While the Charm Ransomware's threat actor insists on English-speaking negotiations, the Charm Ransomware's ransoming message contains obvious grammar errors and could be a byproduct of an automatic translator application. However, using English makes the payload compatible with targets throughout the world, and is typical of both eastern-based threats like the Scarab Ransomware family, as well as North American ones, like the Jigsaw Ransomware and EDA2. Criminals take their ransoms without giving a real or workable decryption service back occasionally, which is why paying the fee is suggested, if at all, only as a last resort.

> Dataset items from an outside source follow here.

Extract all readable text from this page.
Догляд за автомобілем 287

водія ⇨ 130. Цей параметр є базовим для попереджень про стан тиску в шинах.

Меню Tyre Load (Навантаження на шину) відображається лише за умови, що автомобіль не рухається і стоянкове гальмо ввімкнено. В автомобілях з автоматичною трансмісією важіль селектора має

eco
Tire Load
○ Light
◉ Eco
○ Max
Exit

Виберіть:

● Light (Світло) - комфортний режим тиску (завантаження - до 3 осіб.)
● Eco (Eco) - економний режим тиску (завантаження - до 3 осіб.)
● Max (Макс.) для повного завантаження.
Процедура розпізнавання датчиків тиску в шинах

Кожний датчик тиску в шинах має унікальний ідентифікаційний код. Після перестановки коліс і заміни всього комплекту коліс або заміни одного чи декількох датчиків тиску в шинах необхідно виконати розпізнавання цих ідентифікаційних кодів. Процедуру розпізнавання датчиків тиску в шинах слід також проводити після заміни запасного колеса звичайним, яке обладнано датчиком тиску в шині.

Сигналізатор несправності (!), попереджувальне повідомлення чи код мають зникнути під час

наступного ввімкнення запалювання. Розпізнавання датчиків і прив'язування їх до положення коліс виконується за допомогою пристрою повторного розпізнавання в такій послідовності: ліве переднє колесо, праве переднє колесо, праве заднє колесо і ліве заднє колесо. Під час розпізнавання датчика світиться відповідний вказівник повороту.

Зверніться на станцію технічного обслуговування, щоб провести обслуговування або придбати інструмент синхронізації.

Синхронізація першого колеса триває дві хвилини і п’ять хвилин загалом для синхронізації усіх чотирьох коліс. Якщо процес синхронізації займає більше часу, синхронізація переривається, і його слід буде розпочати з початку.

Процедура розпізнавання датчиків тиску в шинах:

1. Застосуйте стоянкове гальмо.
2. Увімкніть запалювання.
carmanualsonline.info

Brute-force attacks are an endemic infection vector for business networks and server infrastructure. Avoiding weak passwords and user login names can reduce, if not immunize, any server's admin account from brute-forcing. Admins also should keep alert of any issues with Remote Desktop settings that are often related to file-locker Trojan infections. Victims should attend to these issues and recover their files after removing the Charm Ransomware with the use of any trusted brand of anti-malware solution.

While malware experts have yet to track the expenses and profits of the Charm Ransomware's campaign, it's another justification for keeping your backups in an updated state. The value of a server's contents could be in the eye of the beholder, but that gaze can just as easily belong to a criminal.